In our own language, not precisely that submitted in defendant’s points for charge, see United States v. Berg, supra, 144 F.2d at page 177, .all issues of fact including defendant’s intent and the pertinent law were submitted to the jury in a full, fair, comprehensive charge, to which defendant made no objections. See 18 U.S.C.A.Fed.Rules Crim.Proc. Rule 30; United States v. Stoehr, supra, 100 F.Supp. at page 152.

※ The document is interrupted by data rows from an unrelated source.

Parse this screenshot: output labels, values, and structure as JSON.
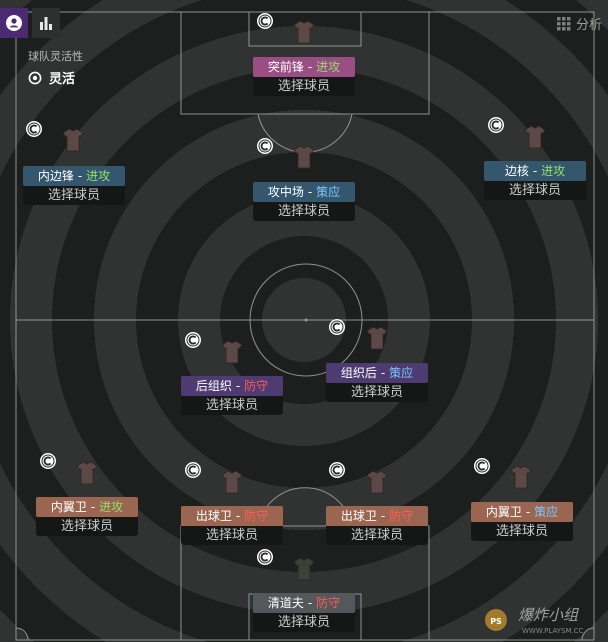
{
  "header": {
    "analysis_label": "分析"
  },
  "team_flex": {
    "label": "球队灵活性",
    "value": "灵活"
  },
  "select_label": "选择球员",
  "positions": [
    {
      "id": "striker",
      "role": "突前锋",
      "duty": "进攻",
      "duty_type": "attack",
      "color": "pink"
    },
    {
      "id": "inside-forward-left",
      "role": "内边锋",
      "duty": "进攻",
      "duty_type": "attack",
      "color": "blue"
    },
    {
      "id": "attacking-midfielder",
      "role": "攻中场",
      "duty": "策应",
      "duty_type": "support",
      "color": "blue"
    },
    {
      "id": "wing-back-right-attack",
      "role": "边核",
      "duty": "进攻",
      "duty_type": "attack",
      "color": "blue"
    },
    {
      "id": "deep-playmaker",
      "role": "后组织",
      "duty": "防守",
      "duty_type": "defend",
      "color": "purple"
    },
    {
      "id": "regista",
      "role": "组织后",
      "duty": "策应",
      "duty_type": "support",
      "color": "purple"
    },
    {
      "id": "inverted-wingback-left",
      "role": "内翼卫",
      "duty": "进攻",
      "duty_type": "attack",
      "color": "brown"
    },
    {
      "id": "ball-playing-defender-left",
      "role": "出球卫",
      "duty": "防守",
      "duty_type": "defend",
      "color": "brown"
    },
    {
      "id": "ball-playing-defender-right",
      "role": "出球卫",
      "duty": "防守",
      "duty_type": "defend",
      "color": "brown"
    },
    {
      "id": "inverted-wingback-right",
      "role": "内翼卫",
      "duty": "策应",
      "duty_type": "support",
      "color": "brown"
    },
    {
      "id": "sweeper-keeper",
      "role": "清道夫",
      "duty": "防守",
      "duty_type": "defend",
      "color": "gray"
    }
  ],
  "watermark": {
    "text": "爆炸小组",
    "subtext": "WWW.PLAYSM.CC"
  }
}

For the foregoing reasons, defendant’s motions will be denied.

. A pre-trial motion for continuance because of allegedly prejudicial publicity as to defendant, being without merit, was denied. See United States v. Caplan, supra.' *860Similarly as to defendant’s motion for judgment of acquittal at the close of all the evidence, here assigned as a reason for a new trial. See 18 U.S.O.A. Fed. Rules Crim.Proc. rule 29(b) and see United States v. Oaplan, supra.